Selama melakukan pembinaan pihaknya memberikan pelatihan kepada pengurus bank sampah mulai dari pelatihan dasar, kiat mengelola bank sampah, hingga berinovasi untuk mengembangkan menjadi unit bisnis.
Maka, bank sampah tidak sekadar sektor sampah tetapi juga berkembang ke sektor bisnis lain.
Misalnya menjadi agen pembayaran pajak, token listrik, bekerja sama dengan Pegadaian untuk program sampah menjadi emas.
"Ya itu sudah jalan, misal di Polaman dengan buka koperasi. Tukar sampah jadi emas ada di Tinjomoyo, intinya kami menghubungkan dengan pihak-pihak yang bisa bekerjasama dengan bank sampah seperti pegadaian tadi," bebernya.
Menurutnya, gerakan tersebut paling tidak menjadi solusi terhadap persoalan sampah di masyarakat kota Semarang apalagi kondisi TPA Jatibarang yang kian over load.
"Nah, dengan bank sampah harapannya sampah bisa dikelola tingkat RT, RW, ataupun kelurahan," ujarnya.

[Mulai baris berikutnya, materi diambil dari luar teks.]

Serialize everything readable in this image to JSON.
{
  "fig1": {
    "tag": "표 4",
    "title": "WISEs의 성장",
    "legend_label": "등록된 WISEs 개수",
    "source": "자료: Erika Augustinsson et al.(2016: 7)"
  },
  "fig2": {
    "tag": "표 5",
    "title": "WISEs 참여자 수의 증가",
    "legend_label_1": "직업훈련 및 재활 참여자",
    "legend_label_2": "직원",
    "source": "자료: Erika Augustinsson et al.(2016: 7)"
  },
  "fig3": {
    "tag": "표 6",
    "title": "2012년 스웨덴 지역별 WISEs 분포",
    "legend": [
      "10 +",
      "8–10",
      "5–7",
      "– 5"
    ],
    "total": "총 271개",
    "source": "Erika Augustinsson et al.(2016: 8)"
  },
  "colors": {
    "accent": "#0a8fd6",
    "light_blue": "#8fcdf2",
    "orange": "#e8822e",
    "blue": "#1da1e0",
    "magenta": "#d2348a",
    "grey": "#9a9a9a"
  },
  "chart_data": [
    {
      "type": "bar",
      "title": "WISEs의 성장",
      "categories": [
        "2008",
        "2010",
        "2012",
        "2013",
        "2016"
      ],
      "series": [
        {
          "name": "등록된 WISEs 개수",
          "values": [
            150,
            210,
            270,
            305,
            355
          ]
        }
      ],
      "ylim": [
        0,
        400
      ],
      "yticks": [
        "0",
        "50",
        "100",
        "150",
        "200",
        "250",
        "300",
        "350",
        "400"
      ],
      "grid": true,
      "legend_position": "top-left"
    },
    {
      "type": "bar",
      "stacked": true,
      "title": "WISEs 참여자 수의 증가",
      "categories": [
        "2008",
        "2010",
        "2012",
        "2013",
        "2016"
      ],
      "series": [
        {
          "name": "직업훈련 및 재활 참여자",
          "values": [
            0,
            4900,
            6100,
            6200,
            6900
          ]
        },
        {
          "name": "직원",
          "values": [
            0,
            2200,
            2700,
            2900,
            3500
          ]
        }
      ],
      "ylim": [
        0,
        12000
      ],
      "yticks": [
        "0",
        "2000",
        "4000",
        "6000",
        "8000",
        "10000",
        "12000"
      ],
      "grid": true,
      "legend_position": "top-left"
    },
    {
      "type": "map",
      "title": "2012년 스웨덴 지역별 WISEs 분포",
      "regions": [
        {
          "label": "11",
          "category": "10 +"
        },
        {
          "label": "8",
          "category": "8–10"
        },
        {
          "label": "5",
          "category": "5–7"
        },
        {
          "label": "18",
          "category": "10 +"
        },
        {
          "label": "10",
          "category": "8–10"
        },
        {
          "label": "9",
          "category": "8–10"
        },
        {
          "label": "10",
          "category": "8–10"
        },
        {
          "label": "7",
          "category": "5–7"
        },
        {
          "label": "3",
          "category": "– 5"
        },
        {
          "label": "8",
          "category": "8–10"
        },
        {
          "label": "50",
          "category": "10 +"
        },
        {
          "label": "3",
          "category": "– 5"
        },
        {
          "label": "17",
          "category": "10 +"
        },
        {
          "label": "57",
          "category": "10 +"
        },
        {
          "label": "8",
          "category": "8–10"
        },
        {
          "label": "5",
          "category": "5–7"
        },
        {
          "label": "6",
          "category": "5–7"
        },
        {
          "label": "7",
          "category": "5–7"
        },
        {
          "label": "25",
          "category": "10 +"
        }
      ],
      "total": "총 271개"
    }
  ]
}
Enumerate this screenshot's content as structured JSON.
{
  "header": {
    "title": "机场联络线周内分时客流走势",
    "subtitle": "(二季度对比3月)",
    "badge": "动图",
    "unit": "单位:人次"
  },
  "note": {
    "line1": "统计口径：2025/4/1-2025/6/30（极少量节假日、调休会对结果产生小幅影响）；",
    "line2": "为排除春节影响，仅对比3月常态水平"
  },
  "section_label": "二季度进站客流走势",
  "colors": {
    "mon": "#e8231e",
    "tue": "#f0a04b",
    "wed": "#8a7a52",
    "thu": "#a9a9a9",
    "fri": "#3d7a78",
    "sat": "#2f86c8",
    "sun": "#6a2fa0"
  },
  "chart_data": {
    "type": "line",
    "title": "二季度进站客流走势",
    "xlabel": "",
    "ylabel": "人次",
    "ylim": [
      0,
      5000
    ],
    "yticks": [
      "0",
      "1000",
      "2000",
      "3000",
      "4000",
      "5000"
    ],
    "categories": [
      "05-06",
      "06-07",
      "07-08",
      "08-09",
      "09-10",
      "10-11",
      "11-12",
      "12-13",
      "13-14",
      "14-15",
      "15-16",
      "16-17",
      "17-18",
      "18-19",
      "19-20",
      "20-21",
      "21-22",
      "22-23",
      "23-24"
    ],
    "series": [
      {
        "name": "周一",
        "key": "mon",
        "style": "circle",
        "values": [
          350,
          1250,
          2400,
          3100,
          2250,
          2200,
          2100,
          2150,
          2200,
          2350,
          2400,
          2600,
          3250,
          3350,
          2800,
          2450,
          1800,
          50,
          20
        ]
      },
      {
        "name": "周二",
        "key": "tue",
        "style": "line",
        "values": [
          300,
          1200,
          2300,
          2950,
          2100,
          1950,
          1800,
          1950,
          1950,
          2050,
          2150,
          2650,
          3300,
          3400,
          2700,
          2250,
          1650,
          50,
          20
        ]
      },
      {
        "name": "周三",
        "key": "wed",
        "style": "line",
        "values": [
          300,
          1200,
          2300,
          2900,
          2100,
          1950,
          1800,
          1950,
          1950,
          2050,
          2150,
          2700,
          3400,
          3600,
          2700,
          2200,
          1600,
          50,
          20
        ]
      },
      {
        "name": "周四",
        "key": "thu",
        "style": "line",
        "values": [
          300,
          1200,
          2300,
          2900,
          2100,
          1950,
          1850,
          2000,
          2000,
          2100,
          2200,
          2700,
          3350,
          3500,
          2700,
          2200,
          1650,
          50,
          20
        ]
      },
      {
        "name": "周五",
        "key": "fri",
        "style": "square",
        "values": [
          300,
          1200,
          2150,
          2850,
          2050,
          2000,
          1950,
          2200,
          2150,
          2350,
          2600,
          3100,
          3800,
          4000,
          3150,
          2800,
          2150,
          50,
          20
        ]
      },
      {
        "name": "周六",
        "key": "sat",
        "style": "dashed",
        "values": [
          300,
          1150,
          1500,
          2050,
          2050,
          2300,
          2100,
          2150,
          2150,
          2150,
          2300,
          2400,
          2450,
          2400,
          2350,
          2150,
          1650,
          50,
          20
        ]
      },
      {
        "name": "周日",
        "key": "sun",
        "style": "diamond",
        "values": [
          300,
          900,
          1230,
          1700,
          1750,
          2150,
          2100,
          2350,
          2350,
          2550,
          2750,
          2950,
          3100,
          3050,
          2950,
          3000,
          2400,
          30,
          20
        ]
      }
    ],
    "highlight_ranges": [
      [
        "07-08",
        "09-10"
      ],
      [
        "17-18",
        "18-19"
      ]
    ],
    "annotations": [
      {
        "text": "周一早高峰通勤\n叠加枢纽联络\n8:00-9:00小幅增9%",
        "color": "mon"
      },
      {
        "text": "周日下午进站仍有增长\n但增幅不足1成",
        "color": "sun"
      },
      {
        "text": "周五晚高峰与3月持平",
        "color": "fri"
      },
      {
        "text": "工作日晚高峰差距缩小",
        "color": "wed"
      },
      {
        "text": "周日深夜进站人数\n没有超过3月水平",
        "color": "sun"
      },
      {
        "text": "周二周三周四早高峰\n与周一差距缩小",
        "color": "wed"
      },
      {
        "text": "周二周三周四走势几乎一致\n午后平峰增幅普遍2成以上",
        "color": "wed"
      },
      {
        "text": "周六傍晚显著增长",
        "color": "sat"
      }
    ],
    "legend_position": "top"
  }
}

Sementara, Kepala Dinas Lingkungan Hidup (DLH) Kota Semarang Bambang Suranggono, mengaku, khawatir dengan kondisi TPA Jatibarang yang kini sudah dibuka zona empat atau zona terakhir.
Zona tersebut sudah dibuka tapi dikhawatirkan tidak sampai menampung sampai pada tahun 2025.
Luasan TPA tersebut kurang lebih 46 hektare, dengan sisa ruang kosong yang tersisa kian berkurang. Apalagi setiap hari TPA Jatibarang dikirim 800 ton sampai 900 ton sampah perhari.
"Makanya kami berharap ada aksi dan gerakan, terutama pemrosesan sampah di hulu (bank sampah)," tandasnya. (*)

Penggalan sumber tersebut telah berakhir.